Cory Doctorow was in my ears telling me about something I had felt before but never put into so many words. He was the final guest on Jesse Brown's Search Engine podcast, and I listened carefully as he described his idea of nerd determinism and nerd fatalism.
Don't worry I will get to Hugh Herr soon enough. But first, a reflection on something many geeks and nerds feel in the deep marrow of their bones - technology routes around dumb laws, corrupt politics, rampant corruption. The Internet was built to survive a nuclear war. Packets on the Internet route around router breaks, cable cuts and restrictive policies. Technology, if used properly, disinfects and sheds sunlight on problematic business models, governance models. It makes life better, in general.
So what is "Nerd Determinism" and how does it compare with "Nerd Fatalism"? Cory wrote about this interesting conflict in the way technologists (aka nerds) think about policy and in general their world view.

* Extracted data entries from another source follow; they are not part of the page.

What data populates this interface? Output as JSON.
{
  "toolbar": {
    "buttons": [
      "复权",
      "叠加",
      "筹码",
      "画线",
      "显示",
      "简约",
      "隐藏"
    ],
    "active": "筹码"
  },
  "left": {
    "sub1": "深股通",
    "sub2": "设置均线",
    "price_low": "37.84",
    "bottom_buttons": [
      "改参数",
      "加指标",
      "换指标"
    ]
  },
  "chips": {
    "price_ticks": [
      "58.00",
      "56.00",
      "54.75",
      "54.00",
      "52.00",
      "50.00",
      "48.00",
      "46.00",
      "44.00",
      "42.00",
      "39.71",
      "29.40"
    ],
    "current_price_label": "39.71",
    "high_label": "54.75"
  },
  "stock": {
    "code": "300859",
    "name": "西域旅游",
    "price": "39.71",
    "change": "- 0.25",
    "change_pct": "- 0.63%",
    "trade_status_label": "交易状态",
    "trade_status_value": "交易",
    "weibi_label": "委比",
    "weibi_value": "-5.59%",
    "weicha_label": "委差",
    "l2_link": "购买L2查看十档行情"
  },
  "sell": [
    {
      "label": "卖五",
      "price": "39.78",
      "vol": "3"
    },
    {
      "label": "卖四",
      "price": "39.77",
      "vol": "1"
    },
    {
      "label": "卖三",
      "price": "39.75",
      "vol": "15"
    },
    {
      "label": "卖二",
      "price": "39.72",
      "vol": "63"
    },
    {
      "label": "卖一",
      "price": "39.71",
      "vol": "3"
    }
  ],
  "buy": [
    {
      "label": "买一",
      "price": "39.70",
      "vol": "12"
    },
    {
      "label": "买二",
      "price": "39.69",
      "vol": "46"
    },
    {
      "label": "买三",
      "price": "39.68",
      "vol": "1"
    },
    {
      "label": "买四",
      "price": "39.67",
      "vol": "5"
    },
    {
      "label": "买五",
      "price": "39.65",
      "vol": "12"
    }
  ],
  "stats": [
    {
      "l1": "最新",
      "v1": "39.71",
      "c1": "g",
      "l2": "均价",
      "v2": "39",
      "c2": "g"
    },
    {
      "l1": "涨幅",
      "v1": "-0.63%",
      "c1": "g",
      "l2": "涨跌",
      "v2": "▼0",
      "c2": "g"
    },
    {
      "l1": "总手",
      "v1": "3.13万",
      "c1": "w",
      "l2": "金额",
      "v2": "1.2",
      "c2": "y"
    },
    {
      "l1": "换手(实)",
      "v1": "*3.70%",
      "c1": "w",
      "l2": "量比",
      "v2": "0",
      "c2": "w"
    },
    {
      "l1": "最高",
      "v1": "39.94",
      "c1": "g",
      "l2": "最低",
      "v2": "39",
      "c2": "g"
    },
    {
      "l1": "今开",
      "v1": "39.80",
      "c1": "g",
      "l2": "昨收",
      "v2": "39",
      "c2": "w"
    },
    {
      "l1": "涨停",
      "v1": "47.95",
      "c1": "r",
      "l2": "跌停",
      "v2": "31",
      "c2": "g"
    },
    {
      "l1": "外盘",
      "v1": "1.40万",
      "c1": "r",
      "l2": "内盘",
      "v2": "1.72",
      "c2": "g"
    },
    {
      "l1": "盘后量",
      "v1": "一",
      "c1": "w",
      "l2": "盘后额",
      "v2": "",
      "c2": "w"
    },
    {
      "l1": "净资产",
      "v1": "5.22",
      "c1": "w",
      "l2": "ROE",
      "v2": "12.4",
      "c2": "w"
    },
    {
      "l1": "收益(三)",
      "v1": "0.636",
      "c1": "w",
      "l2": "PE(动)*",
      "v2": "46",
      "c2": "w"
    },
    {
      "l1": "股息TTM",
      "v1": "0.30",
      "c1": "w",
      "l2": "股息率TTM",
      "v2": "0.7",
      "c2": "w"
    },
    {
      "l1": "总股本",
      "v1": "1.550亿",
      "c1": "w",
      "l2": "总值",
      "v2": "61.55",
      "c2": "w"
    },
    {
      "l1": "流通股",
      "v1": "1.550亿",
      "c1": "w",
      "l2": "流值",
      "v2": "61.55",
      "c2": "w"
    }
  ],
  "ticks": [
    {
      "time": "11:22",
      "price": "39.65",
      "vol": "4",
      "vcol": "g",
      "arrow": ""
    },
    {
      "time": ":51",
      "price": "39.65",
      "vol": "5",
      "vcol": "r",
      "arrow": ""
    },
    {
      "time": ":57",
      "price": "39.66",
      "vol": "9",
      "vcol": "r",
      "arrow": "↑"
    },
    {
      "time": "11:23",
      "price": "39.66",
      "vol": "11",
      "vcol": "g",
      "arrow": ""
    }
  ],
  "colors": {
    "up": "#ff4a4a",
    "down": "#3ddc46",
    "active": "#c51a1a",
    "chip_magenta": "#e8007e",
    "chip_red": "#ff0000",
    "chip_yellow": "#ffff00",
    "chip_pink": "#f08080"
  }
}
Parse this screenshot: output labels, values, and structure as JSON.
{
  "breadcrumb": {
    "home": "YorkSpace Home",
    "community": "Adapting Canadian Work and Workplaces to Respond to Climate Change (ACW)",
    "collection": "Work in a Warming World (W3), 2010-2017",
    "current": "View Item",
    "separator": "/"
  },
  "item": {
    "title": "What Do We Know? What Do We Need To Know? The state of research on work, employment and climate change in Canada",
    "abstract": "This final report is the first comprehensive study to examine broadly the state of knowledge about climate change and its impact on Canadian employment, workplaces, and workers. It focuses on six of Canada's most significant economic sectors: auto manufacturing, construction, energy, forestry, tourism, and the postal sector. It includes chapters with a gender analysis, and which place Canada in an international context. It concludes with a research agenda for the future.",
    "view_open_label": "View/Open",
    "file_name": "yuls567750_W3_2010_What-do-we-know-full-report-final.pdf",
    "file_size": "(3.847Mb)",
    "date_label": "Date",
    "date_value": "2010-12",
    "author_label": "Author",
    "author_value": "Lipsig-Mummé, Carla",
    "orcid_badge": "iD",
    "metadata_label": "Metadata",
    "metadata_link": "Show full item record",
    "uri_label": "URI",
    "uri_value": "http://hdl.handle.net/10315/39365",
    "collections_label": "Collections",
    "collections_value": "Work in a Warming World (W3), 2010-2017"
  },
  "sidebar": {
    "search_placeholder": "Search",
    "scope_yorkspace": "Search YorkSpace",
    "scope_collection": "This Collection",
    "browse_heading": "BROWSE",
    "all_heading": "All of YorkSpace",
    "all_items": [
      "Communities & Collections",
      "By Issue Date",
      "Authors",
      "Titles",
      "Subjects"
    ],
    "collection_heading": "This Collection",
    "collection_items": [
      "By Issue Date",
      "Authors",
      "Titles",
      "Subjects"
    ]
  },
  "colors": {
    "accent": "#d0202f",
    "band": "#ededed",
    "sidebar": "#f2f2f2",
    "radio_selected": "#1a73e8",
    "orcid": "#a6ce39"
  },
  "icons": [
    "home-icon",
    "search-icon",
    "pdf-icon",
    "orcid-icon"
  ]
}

Techs either think "technology can make us better" or "people become corrupt and will use technology for mostly evil, not good". Nerd Determinism speaks to optimism and Nerd Fatalism falls back to pessimism.
So quoting Cory:
In "nerd determinism," technologists dismiss dangerous and stupid political, legal and regulatory proposals on the grounds that they are technologically infeasible. ... For example, US and EU police agencies demand that network carriers include back-doors for criminal investigations, and geeks snort derisively and say that none of that will work on smart people who use good cryptography in their email and web sessions.
Nerd fatalists hold that the geeky way of doing things – the famed "rough consensus and running code" – have an ideological purity that can't be matched by the old-time notions of deliberation, constitutionalism, and politics. These things are inherently corrupt and corrupting. If you move to Whitehall [England] to defend technology, in a few years, you will be indistinguishable from any other Whitehall wonk, just another corrupted suit who sells out his ideals for realpolitik.
So what does that have to do with Hugh Herr? Mr. Herr is an associate professor in MIT's Program in Media Arts and Sciences and in the Harvard-MIT Division of Health Sciences and Technology. He is also a double amputee from the knee down. He is a true pioneer in technology helping (disabled) people. He and his team at at MIT are designing bionic legs like these:
These aren't just any prosthetics. They simulate calf muscles with computers. He can control them with a smartphone. And they allow him to play tennis again.
But what happens when politicans and lawyers make them illegal or restrict their use? Or when parents programs their kid's mechatronic limbs so that he or she can't jaywalk with these wonders of science? Or when Paralympians create the next version of Olympics in 2050 and athletes start cutting off their limbs to compete and win? Don't laugh, Herr's research associates half jokingly wanted to ampuate their legs to become competitive with Herr at mountain climbing (!)
Watch Mr Herr at this year's Google Zeitgeist describe the state of his biomechatronic art and his view that in 20 years, the Paralympians will be the premier Olympians, aided by technology. Our road there will likely be very rocky and complex. Witness the controversy around Oscar Pistroius running in the recent Olympics. There will most definitely be winners and losers. And there will be athletes who cut off limbs to be better, as ironic as that may be. Will our children have to deal with the laws and the implications of such technology? Will there be classes for technologically aided children separate from "full human" kids?
But this progress will inevitably happen, I am sure.
Mr Herr said it best when he said: "I'm no longer disabled, with bionics."